At the 20 mg/kg bw/day treatment level, the effects of treatment seen in males consisted of a decrease in body weight gain relative to control during the final 4 months of this study, increased relative and absolute kidney weights (24-month sacrifice only), histopathologic changes in the kidneys characterised at the 12-month sacrifice as protein droplet accumulation in the epithelial cells of the proximal convoluted tubules, increased relative and absolute liver weights, and histopathologic changes in the liver characterised as hypertrophy and fatty vacuolation of centrilobular hepatocytes and an increased incidence of biliary hyperplasia. Other effects of the treatment regimen, which may be secondary to the aforementioned changes, included: increased blood urea nitrogen (18 and 24-month sampling periods); decreased albumin and total protein concentrations (18 and 24 month sampling periods); and increased absolute and relative adrenal gland weight (24-month sacrifice only). The altered clinical chemistry parameters reflect the presence of toxicologic lesions in the liver and kidneys of these animals. Adrenal gland changes, as in the high dose level male rats, most likely are a physiologic response to stress in animals with ongoing renal and ongoing hepatic disease.

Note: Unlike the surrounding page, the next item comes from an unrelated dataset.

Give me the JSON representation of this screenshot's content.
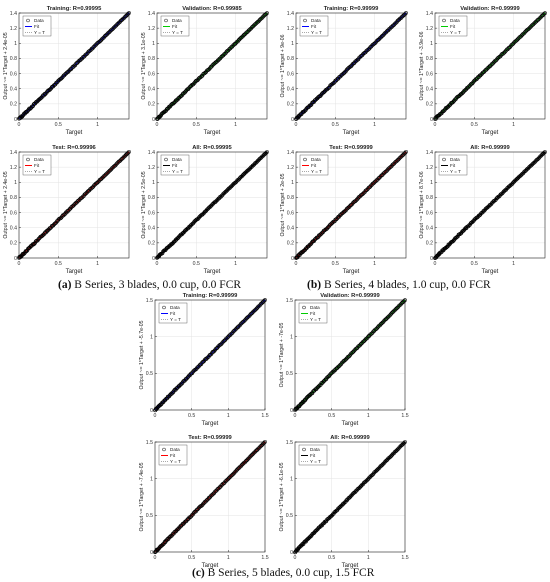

In female rats administered 20 mg/kg bw/day, no effects of treatment were seen in the two years of dietary administration.

The chronic toxicity noted at the high dose in both male and female rats in this study was considered indicative of a sufficient challenge for the assessment of oncogenicity. Male rats administered 60 mg/kg bw/day had a sex-specific incidence of primary renal tumours which were not seen in any other male dose level or in any female dose level. Besides the male renal tumours, there was no increase in tumours of any type in any other organ or tissue at any of the dose levels tested which was attributable to test material administration.

The No-Observed-Effect-Level (NOEL) for all parameters in males was 5 mg/kg bw/day and for females was 20 mg/kg bw/day.